Monday 23 January 2012

UP Health scam - 4 deaths of officials and doctors so far

23 jan 2012

In 2005, the government launched the National Health Rural Mission Scheme or NHRM.  8000 crores over 6 years sent to  UP  to provide accessible and affordable health care to the poorest families in remote regions.  The state government was to use this money to construct health centres in rural areas and ensure they were stocked with medicines and working equipment.

 A report by the Comptroller and Auditor General (CAG) says that close to 5000 crores has gone missing in UP.  The report says that top officials of the Family Welfare Department formed a Programme Management Society to implement and monitor NHRM.  The society was never registered and was therefore illegal. Instead of giving money directly to the agencies executing the project, the department always routed it through the Programme Management Society. The society floated false tenders for vehicles that were never bought and medical centres which were never built. A huge amount of money was also stolen from the Purchases Department where all decisions were taken by a single officer, instead of three as required by law.

Four mysterious deaths:
  • In October 2010, Dr Vinod Arya was shot by a group of men on motorcycles while on his morning walk. He was the Chief Medical Officer for Lucknow in the Family Welfare Department - which meant that he was responsible for implementing the scheme in the district. 
  • Six months later, the man who took over from him, Dr BP Singh, was also killed near his home by motorcyclists. 
  • And then in June 2011, Yogendra Singh Sachan, who worked for both the doctors who were murdered, was found dead at a Lucknow jail. The police alleged that Dr Sachan was worried that both his bosses were about to expose the financial crimes he had reportedly helped construct. At first the government said he had committed suicide.  Later, injury marks found on his body led to the government acknowledging "mysterious circumstances."  
  • Today, Sunil Verma, a Project Manager in the UP Jal Nigam, whose home had been raided on January 4, killed himself.  Sources close to his family say he had gone into depression over the allegations he confronted.

Upset over raid, UP health scam accused ‘shoots self’



Lucknow In the fourth death of an accused in Uttar Pradesh’s NRHM scam, an assistant engineer with the Construction and Design Services of the state Jal Nigam was found shot in the head at his Lucknow house today morning. 
In a “suicide note”, Sunil Kumar Verma said he was upset since the CBI, which is investigating the multi-crore fraud in National Rural Health Mission funds, searched his residence on January 4. He wrote that he hadn’t done anything wrong and nobody in his family or department should be held responsible for his action.

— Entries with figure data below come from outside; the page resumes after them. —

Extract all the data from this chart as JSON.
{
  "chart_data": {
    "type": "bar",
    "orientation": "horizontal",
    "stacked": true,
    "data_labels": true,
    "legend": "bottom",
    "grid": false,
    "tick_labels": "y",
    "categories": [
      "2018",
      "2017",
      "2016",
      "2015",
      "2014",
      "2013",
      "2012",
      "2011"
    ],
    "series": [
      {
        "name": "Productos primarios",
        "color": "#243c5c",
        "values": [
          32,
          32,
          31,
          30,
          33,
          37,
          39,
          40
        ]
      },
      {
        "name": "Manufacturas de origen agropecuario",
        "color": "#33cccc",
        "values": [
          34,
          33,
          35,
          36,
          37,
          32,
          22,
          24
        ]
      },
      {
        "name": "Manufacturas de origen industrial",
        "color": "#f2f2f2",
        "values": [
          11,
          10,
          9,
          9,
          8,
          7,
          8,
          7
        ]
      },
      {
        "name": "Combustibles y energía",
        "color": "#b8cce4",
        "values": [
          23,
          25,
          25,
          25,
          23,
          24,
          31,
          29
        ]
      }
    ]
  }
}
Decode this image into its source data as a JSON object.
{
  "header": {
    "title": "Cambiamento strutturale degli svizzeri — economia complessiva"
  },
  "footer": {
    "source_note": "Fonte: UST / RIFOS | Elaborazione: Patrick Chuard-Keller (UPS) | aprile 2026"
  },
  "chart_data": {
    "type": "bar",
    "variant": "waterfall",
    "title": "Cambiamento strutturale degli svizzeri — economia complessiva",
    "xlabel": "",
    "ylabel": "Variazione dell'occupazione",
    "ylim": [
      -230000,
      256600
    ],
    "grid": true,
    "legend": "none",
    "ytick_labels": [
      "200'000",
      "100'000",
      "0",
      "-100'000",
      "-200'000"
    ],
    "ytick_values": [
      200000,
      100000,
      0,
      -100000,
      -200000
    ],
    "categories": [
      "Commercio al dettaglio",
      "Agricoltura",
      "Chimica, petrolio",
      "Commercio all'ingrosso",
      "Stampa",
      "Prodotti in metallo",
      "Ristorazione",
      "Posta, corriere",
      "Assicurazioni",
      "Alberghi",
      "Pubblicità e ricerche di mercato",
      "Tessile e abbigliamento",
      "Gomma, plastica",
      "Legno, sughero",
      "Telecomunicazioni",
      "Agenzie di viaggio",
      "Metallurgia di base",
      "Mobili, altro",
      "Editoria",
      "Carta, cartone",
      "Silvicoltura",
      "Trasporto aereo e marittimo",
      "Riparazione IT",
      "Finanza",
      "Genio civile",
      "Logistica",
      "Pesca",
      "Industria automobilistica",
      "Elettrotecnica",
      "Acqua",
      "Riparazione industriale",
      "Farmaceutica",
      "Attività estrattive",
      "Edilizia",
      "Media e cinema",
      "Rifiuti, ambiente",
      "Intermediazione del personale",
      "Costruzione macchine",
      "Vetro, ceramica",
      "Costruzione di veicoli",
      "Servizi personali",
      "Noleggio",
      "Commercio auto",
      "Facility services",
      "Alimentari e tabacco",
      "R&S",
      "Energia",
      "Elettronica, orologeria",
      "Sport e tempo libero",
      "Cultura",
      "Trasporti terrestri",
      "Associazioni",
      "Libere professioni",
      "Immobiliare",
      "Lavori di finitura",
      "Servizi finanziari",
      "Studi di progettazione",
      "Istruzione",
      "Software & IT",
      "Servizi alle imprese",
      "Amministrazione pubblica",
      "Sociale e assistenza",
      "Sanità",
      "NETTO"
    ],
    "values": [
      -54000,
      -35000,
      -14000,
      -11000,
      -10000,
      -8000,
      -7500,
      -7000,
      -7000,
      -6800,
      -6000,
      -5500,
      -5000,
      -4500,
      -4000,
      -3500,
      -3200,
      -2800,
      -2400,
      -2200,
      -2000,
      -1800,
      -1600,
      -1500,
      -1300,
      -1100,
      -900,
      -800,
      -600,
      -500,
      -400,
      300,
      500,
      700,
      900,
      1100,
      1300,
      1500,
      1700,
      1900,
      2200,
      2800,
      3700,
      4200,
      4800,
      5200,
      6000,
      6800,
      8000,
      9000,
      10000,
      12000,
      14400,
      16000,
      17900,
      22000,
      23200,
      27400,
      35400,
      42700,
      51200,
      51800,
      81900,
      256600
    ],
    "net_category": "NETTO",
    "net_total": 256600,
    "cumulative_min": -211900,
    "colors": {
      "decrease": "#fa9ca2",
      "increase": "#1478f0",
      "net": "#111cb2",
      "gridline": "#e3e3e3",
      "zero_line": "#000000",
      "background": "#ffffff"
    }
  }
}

The note was found lying on the drawing room sofa where Verma reportedly shot himself with his licensed revolver. His wife Saroj was in the kitchen at the time. Verma’s son Vishal, who lives on the first floor with his wife and children, said his father had been undergoing treatment for depression for the past two weeks.
The CBI has sought report from the Lucknow police on the matter.

Verma’s colleagues, who were present at the hospital where his body was taken, refused to talk about the matter. Chief Minister Mayawati’s secretary Navneet Sahgal is Chairman of the UP Jal Nigam.
Posted as Project Manager (Technical) in the C&DS office at Gomti Nagar, Verma was an accused in a case of irregularities in the maintenance of 134 hospitals across the state. The case was registered by the CBI in Delhi on January 2.

His co-accused include former family welfare minister Babu Singh Kushwaha, Director of C&DS P K Bhukesh, Chief General Manager Bharat Singh, General Manager P K Jain and project managers B M Srivastava and Katar Singh.

Houses of all of them have been searched and all have been questioned, but only Jain has been arrested.
CBI spokesperson Dharini Mishra said Verma, who was promoted to his current post two months ago, was questioned during the preliminary inquiry, but not after the case was lodged against him.

CBI sources said Verma was not present in his house at the time of the search when they found some files related to the NRHM. Documents related to the case were also seized from his office the same day.
The agency has reportedly found that Verma was one of the officials involved in taking decisions for procurement of building material, furniture, electrical and electronic goods for 134 hospitals for a contract, worth Rs 13.4 crore, awarded by the State Health Society.

The Jal Nigam sourced the supplies from Ghaziabad-based firm Surgicon Medi Equip Pvt Ltd and Lucknow-based Modern Interiors and Ankur Goods & Parcels. The firms did not fulfill the criteria, and had submitted bogus documents to show that they were eligible, sources said.

Further, the materials supplied to the hospitals were found substandard and the irregularities caused a loss of about Rs 5.46 crore to the exchequer, said sources.
Verma leaves behind his wife and two sons. While Vishal runs a business, son Amit works with TCS in Mumbai.